KABUL (Reuters) - Afghanistan's Taliban claimed responsibility on Saturday for an attack on a base which U.S. officials said killed two American Marines, saying it was in response to a film that insults the Prophet Mohammad.
Camp Bastion, in southern Helmand province, came under mortar, rocket-propelled grenade and small arms fire late on Friday in an attack in which several servicemen were wounded.
"The aim of this attack was revenge against Americans for the anti-Prophet movie," said Taliban spokesman Qari Yousuf.
U.S. President Barack Obama has vowed to "stand fast" against violence which has spread since the amateurish film of obscure origin triggered an attack on the U.S. consulate in the Libyan city of Benghazi that killed the ambassador and three other Americans on September 11, the eleventh anniversary of the al Qaeda attacks on the United States.
Britain's Prince Harry was at Camp Bastion at the time of Friday's attack, but was unharmed.
Earlier this week, the Afghan Taliban said they were doing everything in their power to either kill or kidnap Queen Elizabeth's grandson in what they dubbed their "Harry Operations.
"Prince Harry was never in any danger," Martyn Crighton, a spokesman for the NATO-led International Security Assistance Force (ISAF), said, adding that it would investigate whether his presence on the base had motivated the attack.
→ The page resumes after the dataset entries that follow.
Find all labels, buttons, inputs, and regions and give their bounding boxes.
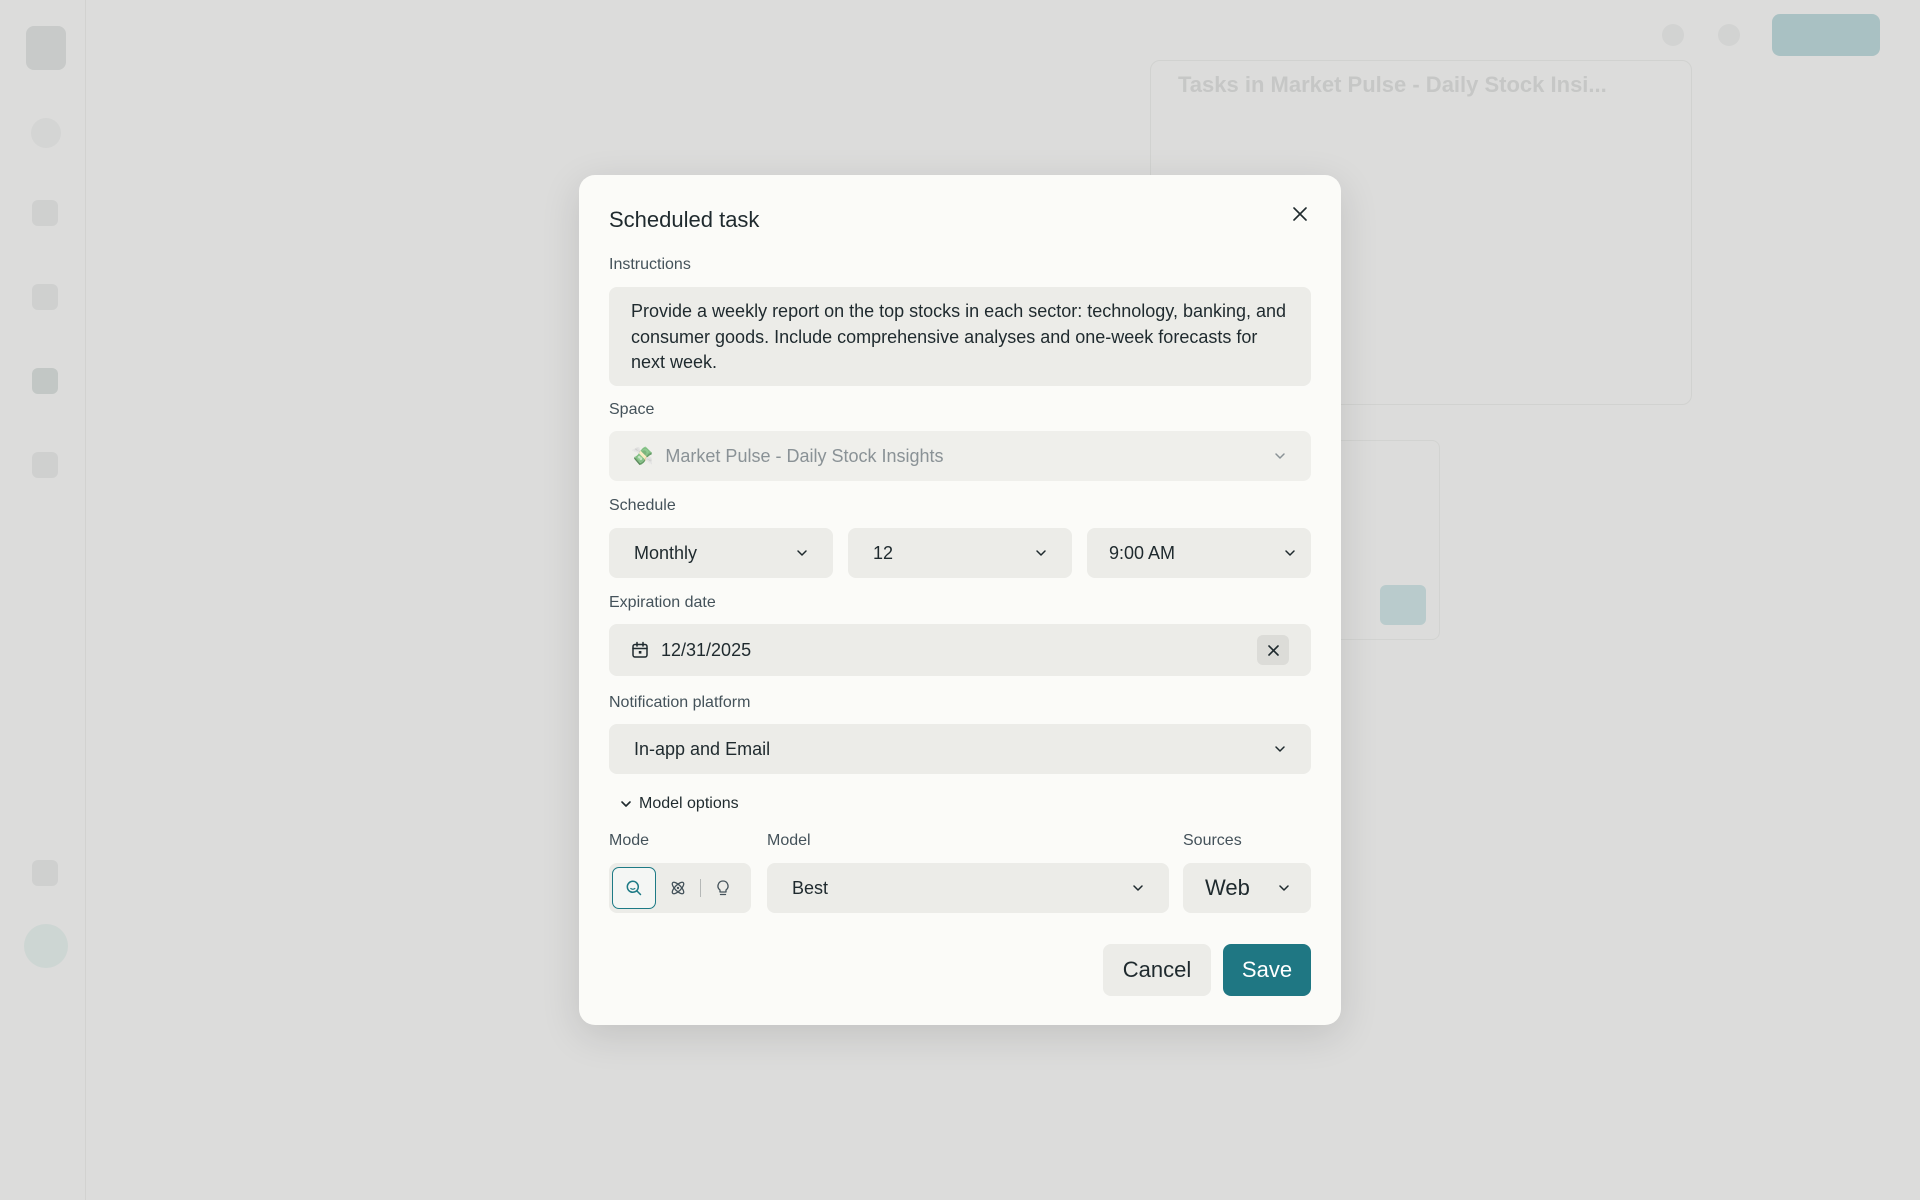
chevron-down-icon bbox=[1036, 550, 1046, 556]
schedule-day-select[interactable]: 12 bbox=[848, 528, 1072, 578]
sources-label: Sources bbox=[1183, 832, 1242, 849]
save-button[interactable]: Save bbox=[1223, 944, 1311, 996]
mode-reasoning-button[interactable] bbox=[701, 867, 745, 909]
space-value: Market Pulse - Daily Stock Insights bbox=[665, 445, 944, 466]
model-options-toggle[interactable]: Model options bbox=[619, 795, 739, 813]
schedule-label: Schedule bbox=[609, 497, 676, 514]
clear-date-button[interactable] bbox=[1257, 635, 1289, 665]
notification-label: Notification platform bbox=[609, 694, 751, 711]
mode-search-button[interactable] bbox=[612, 867, 656, 909]
schedule-frequency-value: Monthly bbox=[634, 542, 698, 563]
close-icon bbox=[1267, 644, 1279, 656]
space-label: Space bbox=[609, 401, 655, 418]
chevron-down-icon bbox=[621, 801, 631, 807]
close-button[interactable] bbox=[1287, 201, 1313, 227]
model-label: Model bbox=[767, 832, 811, 849]
cancel-button[interactable]: Cancel bbox=[1103, 944, 1211, 996]
close-icon bbox=[1293, 207, 1307, 221]
schedule-time-select[interactable]: 9:00 AM bbox=[1087, 528, 1311, 578]
sources-select[interactable]: Web bbox=[1183, 863, 1311, 913]
model-value: Best bbox=[792, 877, 829, 898]
mode-label: Mode bbox=[609, 832, 650, 849]
chevron-down-icon bbox=[1133, 885, 1143, 891]
mode-research-button[interactable] bbox=[656, 867, 700, 909]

Britain's Sky News said a Taliban commander had told the broadcaster that Prince Harry was main target of the attack. Sky's Kabul correspondent said she checked with a Taliban spokesman, who said the attack on Bastion was indeed in revenge for the Islam film, but that Bastion was chosen as the target because Prince Harry was there.
Sky's correspondent in Cairo said he had received a fresh statement from a "senior Taliban spokesman/commander", saying that the confusion over the claims was because there were two Taliban groups attacking the base.
"After saying this attack was mounted in reaction to the video on Islam, it is entirely predictable that the Taliban have changed their tune to say it was aimed at Captain Wales," a British defense source said on Saturday, referring to Prince Harry.
"The insurgents who mounted this attack, most of whom were killed by ISAF, were nowhere near Captain Wales, who, with other UK and ISAF personnel, was under lockdown."
ISAF has not confirmed the nationality of the two people killed in the attack on the base.
A spokesman for the Helmand governor said 17 bodies had been discovered and they were all thought to be insurgents killed in the fighting.
In a separate attack in Helmand province on Friday, a roadside bomb killed a British soldier, the Ministry of Defence said.
It was not clear whether the explosion was related to a report by Helmand's governor that a roadside bomb had killed 12 civilians, including women and children, when their vehicle drove over an explosive device in the same area.